[Intel-gfx] [PATCH v6 16/20] drm/i915: Watchdog timeout: IRQ handler for gen8+

Wed Apr 19 18:13:15 UTC 2017

On 19/04/17 10:51, Chris Wilson wrote:
> On Wed, Apr 19, 2017 at 10:11:37AM -0700, Michel Thierry wrote:
>>
>>
>> On 19/04/17 03:20, Chris Wilson wrote:
>>> On Tue, Apr 18, 2017 at 01:23:31PM -0700, Michel Thierry wrote:
>>>> *** General ***
>>>>
>>>> Watchdog timeout (or "media engine reset") is a feature that allows
>>>> userland applications to enable hang detection on individual batch buffers.
>>>> The detection mechanism itself is mostly bound to the hardware and the only
>>>> thing that the driver needs to do to support this form of hang detection
>>>> is to implement the interrupt handling support as well as watchdog command
>>>> emission before and after the emitted batch buffer start instruction in the
>>>> ring buffer.
>>>>
>>>> The principle of the hang detection mechanism is as follows:
>>>>
>>>> 1. Once the decision has been made to enable watchdog timeout for a
>>>> particular batch buffer and the driver is in the process of emitting the
>>>> batch buffer start instruction into the ring buffer it also emits a
>>>> watchdog timer start instruction before and a watchdog timer cancellation
>>>> instruction after the batch buffer start instruction in the ring buffer.
>>>>
>>>> 2. Once the GPU execution reaches the watchdog timer start instruction
>>>> the hardware watchdog counter is started by the hardware. The counter
>>>> keeps counting until either reaching a previously configured threshold
>>>> value or the timer cancellation instruction is executed.
>>>>
>>>> 2a. If the counter reaches the threshold value the hardware fires a
>>>> watchdog interrupt that is picked up by the watchdog interrupt handler.
>>>> This means that a hang has been detected and the driver needs to deal with
>>>> it the same way it would deal with a engine hang detected by the periodic
>>>> hang checker.

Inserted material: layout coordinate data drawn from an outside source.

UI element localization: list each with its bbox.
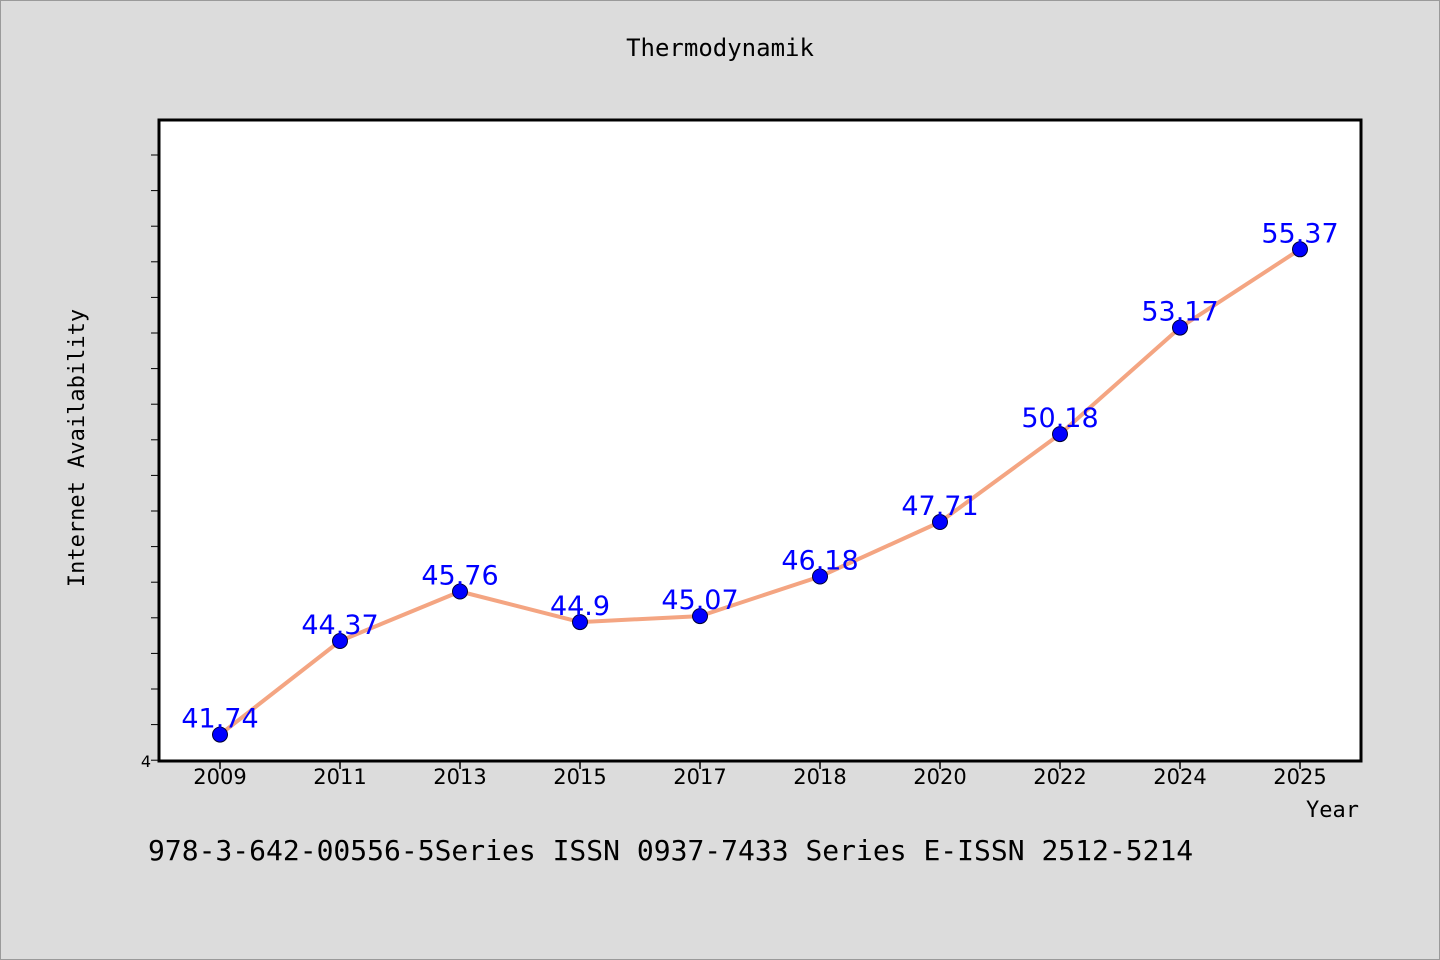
series-markers bbox=[212, 241, 1308, 743]
x-tick-label-2015: 2015 bbox=[553, 765, 606, 789]
chart-title: Thermodynamik bbox=[626, 34, 814, 62]
x-tick-label-2017: 2017 bbox=[673, 765, 726, 789]
x-tick-label-2011: 2011 bbox=[313, 765, 366, 789]
data-label-2017: 45.07 bbox=[661, 585, 738, 616]
y-tick-label: 4 bbox=[141, 752, 151, 771]
data-label-2024: 53.17 bbox=[1141, 297, 1218, 328]
data-point-2024 bbox=[1172, 319, 1188, 336]
data-label-2011: 44.37 bbox=[301, 610, 378, 641]
y-axis-ticks bbox=[151, 154, 159, 761]
x-axis-ticks bbox=[219, 761, 1301, 769]
data-point-2022 bbox=[1052, 426, 1068, 443]
x-axis-tick-labels: 2009 2011 2013 2015 2017 2018 2020 2022 2024 2025 bbox=[193, 765, 1326, 789]
series-line bbox=[218, 247, 1302, 737]
plot-area bbox=[157, 118, 1363, 763]
data-point-2015 bbox=[572, 614, 588, 631]
x-tick-label-2020: 2020 bbox=[913, 765, 966, 789]
x-tick-label-2024: 2024 bbox=[1153, 765, 1206, 789]
data-point-2018 bbox=[812, 568, 828, 585]
data-point-2020 bbox=[932, 514, 948, 530]
data-point-2011 bbox=[332, 633, 348, 649]
data-point-2013 bbox=[452, 583, 468, 600]
x-tick-label-2022: 2022 bbox=[1033, 765, 1086, 789]
y-axis-tick-labels: 4 bbox=[141, 752, 151, 771]
data-label-2022: 50.18 bbox=[1021, 403, 1098, 434]
x-tick-label-2018: 2018 bbox=[793, 765, 846, 789]
data-point-2025 bbox=[1292, 241, 1308, 258]
data-point-2009 bbox=[212, 726, 228, 743]
x-tick-label-2013: 2013 bbox=[433, 765, 486, 789]
data-point-2017 bbox=[692, 608, 708, 625]
x-tick-label-2009: 2009 bbox=[193, 765, 246, 789]
footer-isbn-issn: 978-3-642-00556-5Series ISSN 0937-7433 S… bbox=[148, 834, 1194, 867]
y-axis-label: Internet Availability bbox=[65, 309, 90, 587]
x-tick-label-2025: 2025 bbox=[1273, 765, 1326, 789]
data-label-2020: 47.71 bbox=[901, 491, 978, 522]
data-label-2013: 45.76 bbox=[421, 561, 498, 592]
data-label-2025: 55.37 bbox=[1261, 218, 1338, 249]
data-labels: 41.74 44.37 45.76 44.9 45.07 46.18 47.71 50.18 5… bbox=[181, 218, 1338, 734]
data-label-2009: 41.74 bbox=[181, 704, 258, 735]
data-label-2018: 46.18 bbox=[781, 546, 858, 577]
data-label-2015: 44.9 bbox=[550, 591, 610, 622]
x-axis-label: Year bbox=[1306, 798, 1359, 823]
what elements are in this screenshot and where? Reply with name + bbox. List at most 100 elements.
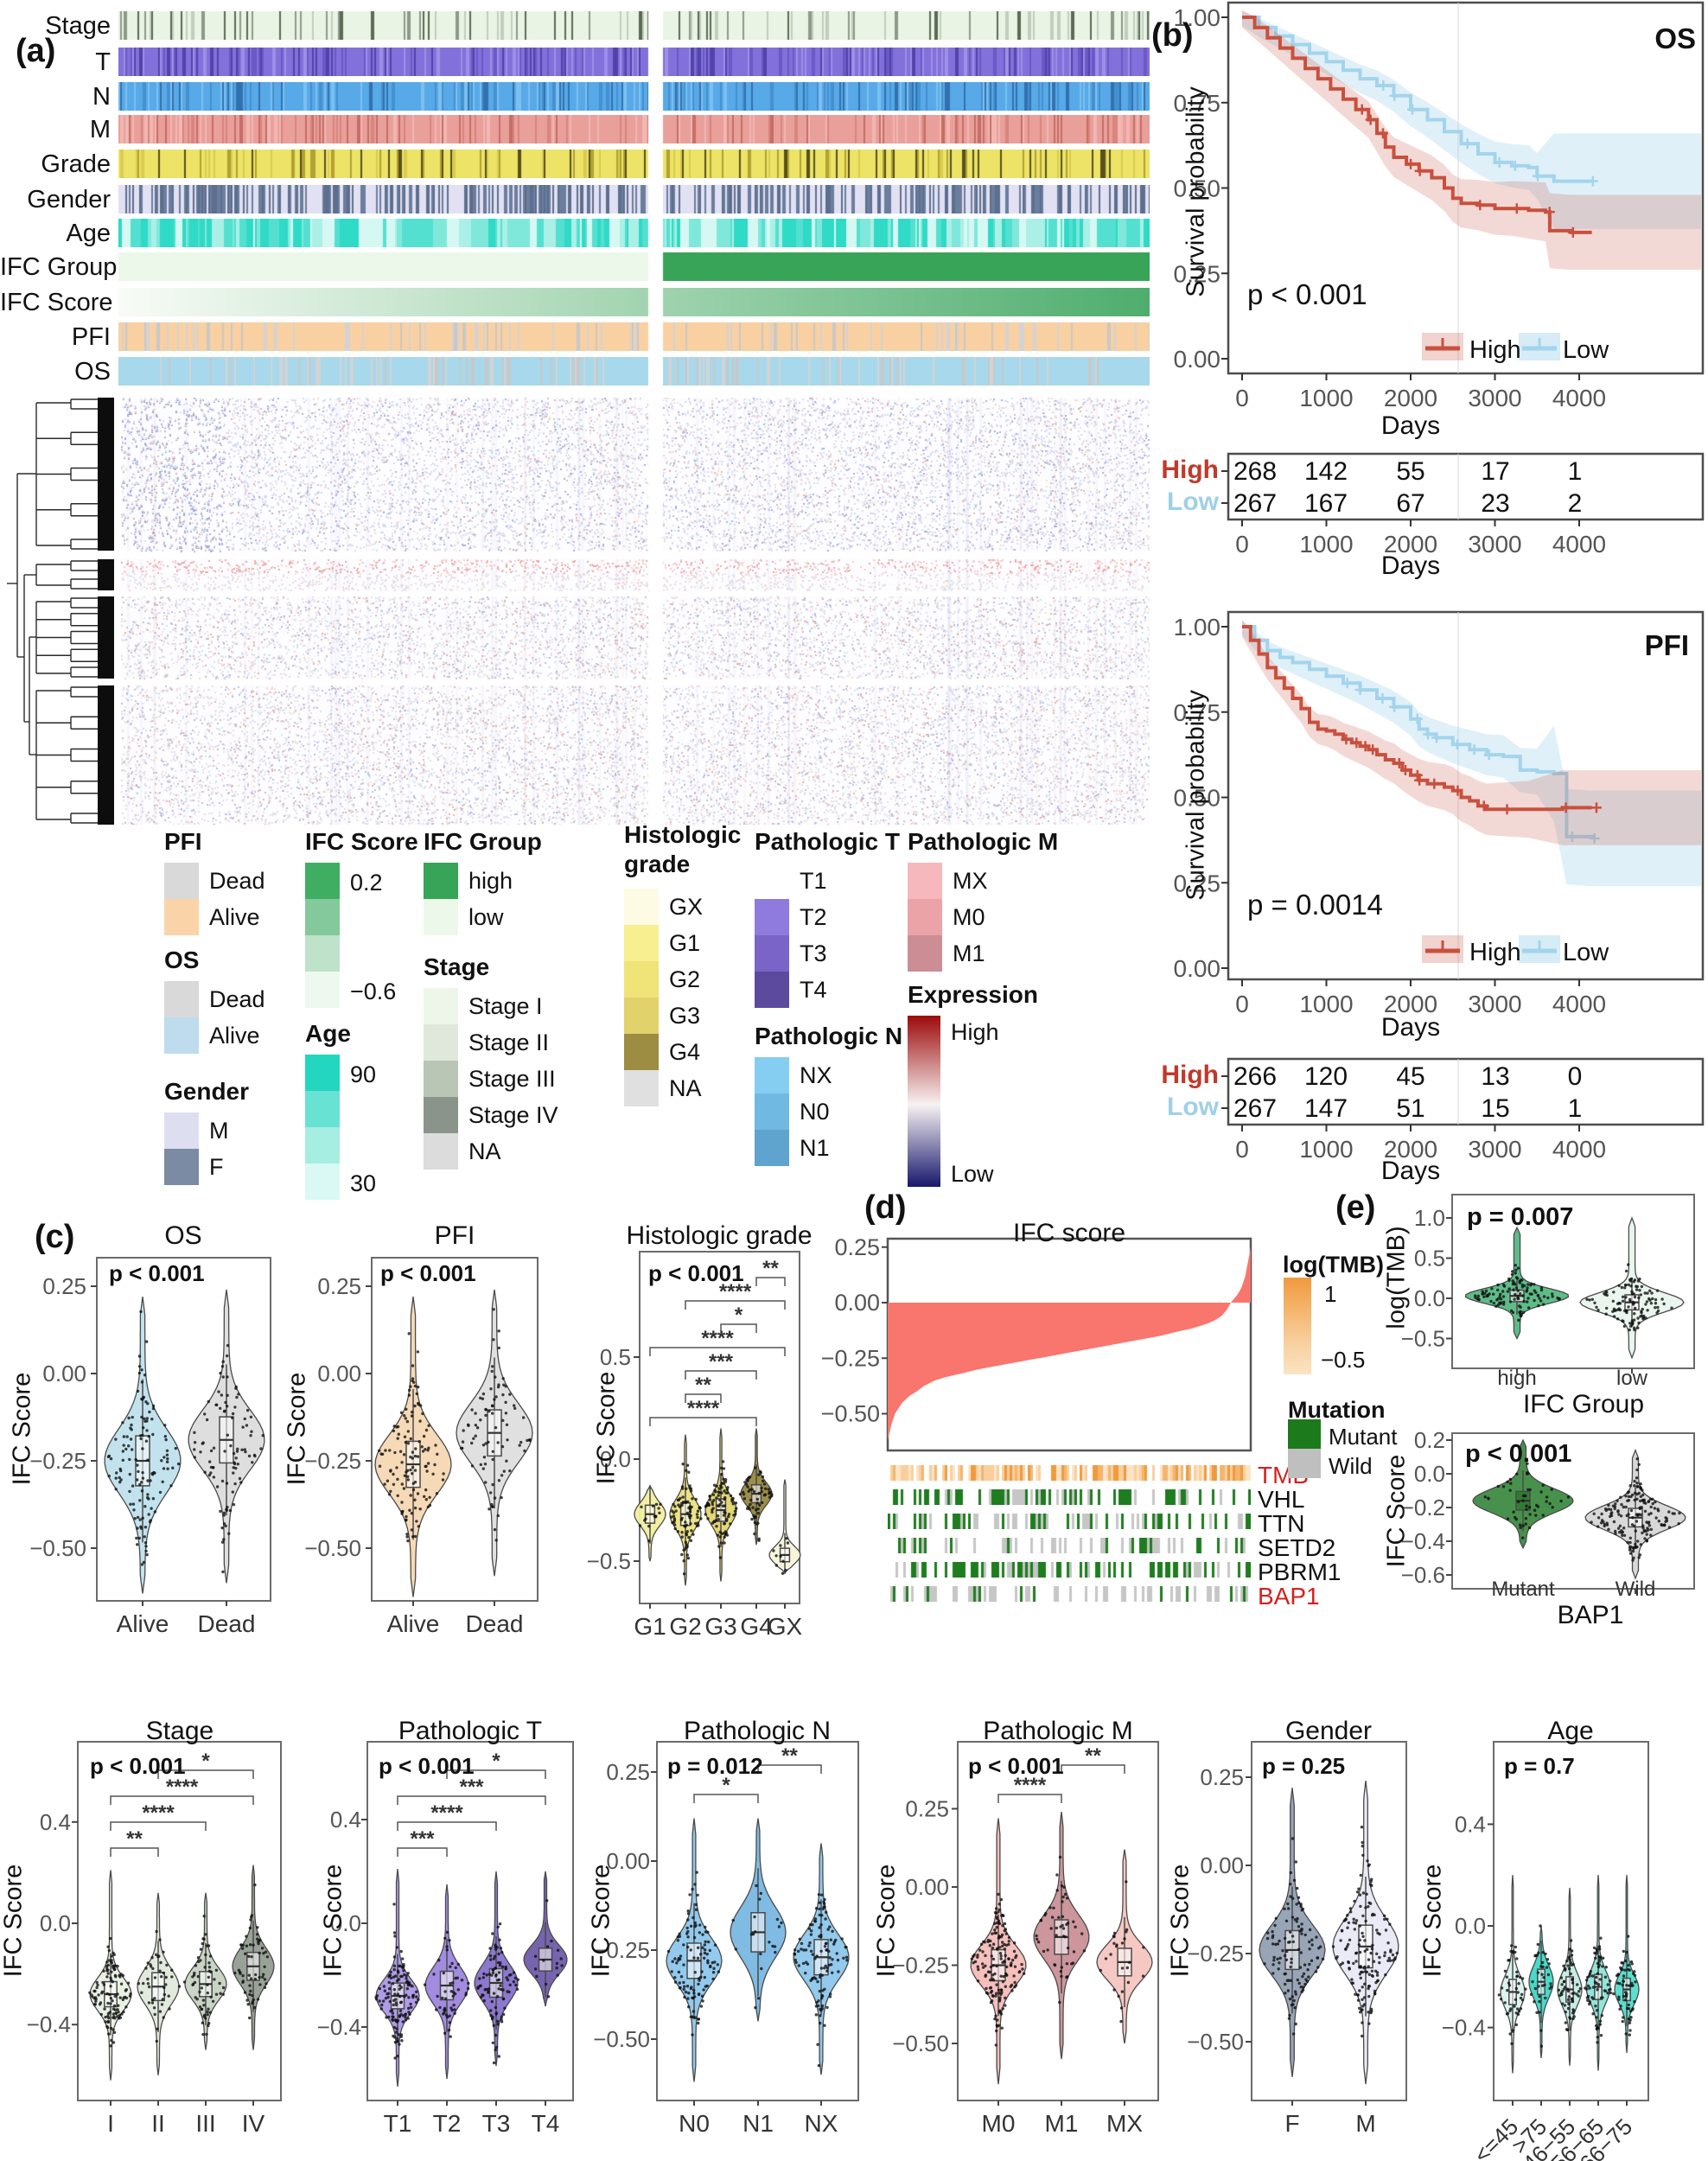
wild-swatch bbox=[1288, 1449, 1321, 1478]
svg-text:0.00: 0.00 bbox=[1174, 955, 1221, 982]
legend-item-label: Stage IV bbox=[468, 1102, 558, 1128]
svg-text:0.50: 0.50 bbox=[1174, 175, 1221, 202]
annotation-strip-grade bbox=[118, 150, 1150, 178]
svg-text:4000: 4000 bbox=[1552, 991, 1606, 1017]
legend-title2-histologic_grade: grade bbox=[624, 851, 691, 877]
svg-text:3000: 3000 bbox=[1468, 385, 1521, 411]
svg-text:1000: 1000 bbox=[1299, 1136, 1353, 1163]
svg-text:0.75: 0.75 bbox=[1174, 699, 1221, 726]
svg-text:1000: 1000 bbox=[1299, 531, 1353, 558]
significance-stars: **** bbox=[701, 1327, 734, 1350]
pfi-table-row-low: Low bbox=[1167, 1093, 1219, 1121]
svg-text:0.2: 0.2 bbox=[1414, 1427, 1445, 1453]
legend-title-ifc_score: IFC Score bbox=[305, 828, 418, 855]
annotation-strip-os bbox=[118, 357, 1150, 386]
legend-item-label: Alive bbox=[209, 904, 260, 930]
expression-heatmap bbox=[121, 398, 1150, 825]
svg-text:−0.4: −0.4 bbox=[1442, 2015, 1486, 2041]
legend-swatch-gender-F bbox=[164, 1149, 199, 1185]
annotation-strip-ifc-group bbox=[118, 252, 1150, 281]
risk-count: 45 bbox=[1396, 1062, 1424, 1091]
violin-t-title: Pathologic T bbox=[398, 1717, 543, 1745]
panel-a-label: (a) bbox=[16, 33, 56, 69]
violin-stage-ylabel: IFC Score bbox=[0, 1864, 28, 1978]
significance-stars: * bbox=[492, 1750, 500, 1773]
svg-text:0.50: 0.50 bbox=[1174, 785, 1221, 812]
violin-os-ylabel: IFC Score bbox=[8, 1372, 36, 1486]
panel-c-label: (c) bbox=[35, 1219, 75, 1255]
violin-cat-label: M bbox=[1355, 2110, 1375, 2137]
tmb-legend-title: log(TMB) bbox=[1283, 1252, 1384, 1278]
legend-item-label: GX bbox=[669, 894, 704, 920]
legend-title-age: Age bbox=[305, 1020, 351, 1047]
svg-text:−0.6: −0.6 bbox=[1401, 1562, 1445, 1588]
svg-text:0: 0 bbox=[1235, 385, 1249, 411]
legend-item-label: MX bbox=[953, 868, 988, 894]
violin-cat-label: I bbox=[107, 2110, 114, 2137]
svg-text:0.25: 0.25 bbox=[905, 1796, 949, 1822]
svg-text:1.0: 1.0 bbox=[1414, 1205, 1445, 1231]
legend-bar-bottom-label: −0.6 bbox=[350, 979, 397, 1004]
legend-swatch-histologic_grade-G4 bbox=[624, 1034, 659, 1070]
significance-stars: **** bbox=[687, 1397, 720, 1420]
annotation-strip-age bbox=[118, 219, 1150, 247]
annotation-row-label-m: M bbox=[89, 116, 111, 143]
svg-text:0.00: 0.00 bbox=[1174, 346, 1221, 373]
significance-stars: ** bbox=[1085, 1744, 1101, 1768]
svg-text:−0.5: −0.5 bbox=[1401, 1326, 1445, 1352]
violin-cat-label: T3 bbox=[482, 2110, 511, 2137]
svg-text:3000: 3000 bbox=[1468, 991, 1521, 1017]
legend-swatch-histologic_grade-NA bbox=[624, 1070, 659, 1106]
legend-item-label: Dead bbox=[209, 986, 265, 1012]
risk-count: 167 bbox=[1304, 489, 1348, 518]
legend-item-label: low bbox=[468, 904, 504, 930]
legend-bar-cell bbox=[305, 863, 340, 899]
ifc-score-waterfall bbox=[888, 1246, 1251, 1441]
svg-text:0.4: 0.4 bbox=[330, 1807, 361, 1833]
svg-text:1.00: 1.00 bbox=[1174, 4, 1221, 31]
violin-cat-label: III bbox=[195, 2110, 215, 2137]
km-pfi-title: PFI bbox=[1644, 629, 1689, 661]
km-os-legend-low: Low bbox=[1563, 336, 1609, 364]
panel-d-label: (d) bbox=[864, 1189, 907, 1226]
svg-text:1.00: 1.00 bbox=[1174, 614, 1221, 641]
svg-text:4000: 4000 bbox=[1552, 385, 1606, 411]
svg-text:4000: 4000 bbox=[1552, 1136, 1606, 1163]
svg-text:−0.25: −0.25 bbox=[892, 1953, 949, 1979]
svg-text:0.5: 0.5 bbox=[600, 1344, 631, 1370]
legend-bar-cell bbox=[305, 1163, 340, 1200]
svg-text:0.0: 0.0 bbox=[330, 1910, 361, 1936]
svg-text:0.75: 0.75 bbox=[1174, 90, 1221, 117]
annotation-strip-ifc-score bbox=[118, 288, 1150, 316]
km-os-title: OS bbox=[1654, 22, 1696, 54]
legend-item-label: G3 bbox=[669, 1003, 701, 1029]
legend-title-pfi: PFI bbox=[164, 828, 202, 855]
mutation-legend-mutant: Mutant bbox=[1329, 1424, 1398, 1450]
significance-stars: **** bbox=[142, 1801, 175, 1825]
legend-item-label: N0 bbox=[800, 1099, 830, 1125]
annotation-strip-stage bbox=[118, 11, 1150, 40]
legend-swatch-pathologic_t-T2 bbox=[755, 899, 789, 935]
annotation-row-label-grade: Grade bbox=[41, 150, 111, 178]
svg-text:0.0: 0.0 bbox=[600, 1446, 631, 1472]
significance-stars: ** bbox=[762, 1257, 779, 1280]
svg-text:3000: 3000 bbox=[1468, 531, 1521, 558]
legend-item-label: Stage II bbox=[468, 1030, 550, 1055]
legend-swatch-pathologic_m-MX bbox=[908, 863, 942, 899]
svg-text:1000: 1000 bbox=[1299, 991, 1353, 1017]
svg-text:0.25: 0.25 bbox=[1174, 260, 1221, 287]
svg-text:−0.4: −0.4 bbox=[27, 2011, 71, 2037]
risk-count: 142 bbox=[1304, 457, 1348, 486]
annotation-strip-gender bbox=[118, 185, 1150, 214]
expression-low-label: Low bbox=[951, 1161, 994, 1187]
legend-swatch-gender-M bbox=[164, 1112, 199, 1149]
legend-item-label: NA bbox=[669, 1075, 702, 1101]
violin-n-title: Pathologic N bbox=[683, 1717, 832, 1745]
legend-swatch-pathologic_n-N1 bbox=[755, 1130, 789, 1166]
annotation-row-label-ifc-score: IFC Score bbox=[0, 289, 113, 316]
legend-bar-cell bbox=[305, 1127, 340, 1163]
legend-swatch-pathologic_t-T1 bbox=[755, 863, 789, 899]
legend-item-label: G2 bbox=[669, 966, 701, 992]
km-os-pvalue: p < 0.001 bbox=[1247, 278, 1367, 310]
legend-bar-cell bbox=[305, 972, 340, 1008]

The only difference between the two is that we already blamed
>>>> the active request (to ensure an engine reset).
>>>>
>>>> 2b. If the batch buffer completes and the execution reaches the watchdog
>>>> cancellation instruction before the watchdog counter reaches its
>>>> threshold value the watchdog is cancelled and nothing more comes of it.
>>>> No hang is detected.
>>>>
>>>> Note about future interaction with preemption: Preemption could happen
>>>> in a command sequence prior to watchdog counter getting disabled,
>>>> resulting in watchdog being triggered following preemption. The driver will
>>>> need to explicitly disable the watchdog counter as part of the
>>>> preemption sequence.
>>>
>>> Does MI_ARB_ON_OFF do the trick? Shouldn't we basically be only turning
>>> preemption on for the user buffers as it just causes hassle if we allow
>>> preemption in our preamble + breadcrumb. (And there's little point in
>>> preempting in the flushes.)
>>>
>>
>> Mid-batch?
>> The watchdog counter is not aware of MI_ARB_ON_OFF (or any other
>> cmd) and would keep running / expire. We could call
>> emit_stop_watchdog unconditionally to prevent this.
>
> No, I was thinking of the opposite where we had preemption after the
> batch. Completely missed the point of the watchdog being abled for the
> low priority batch then being inherited by the high priority batch - and
> vice versa that the watchdog counter would not be restored on the
> context switch back. Does suggest that the watchdog should really be
> part of the context image...

RING_CNTR (0x2178) & RING_THRESH (0x217c) are part of the context image, 
but there's still the issue of the ctx restore being slower (or maybe 
it's a lite-restore).

And the 'counter' isn't part of the image; when the pre-empted batch 
resumes, the counter will re-start from 0.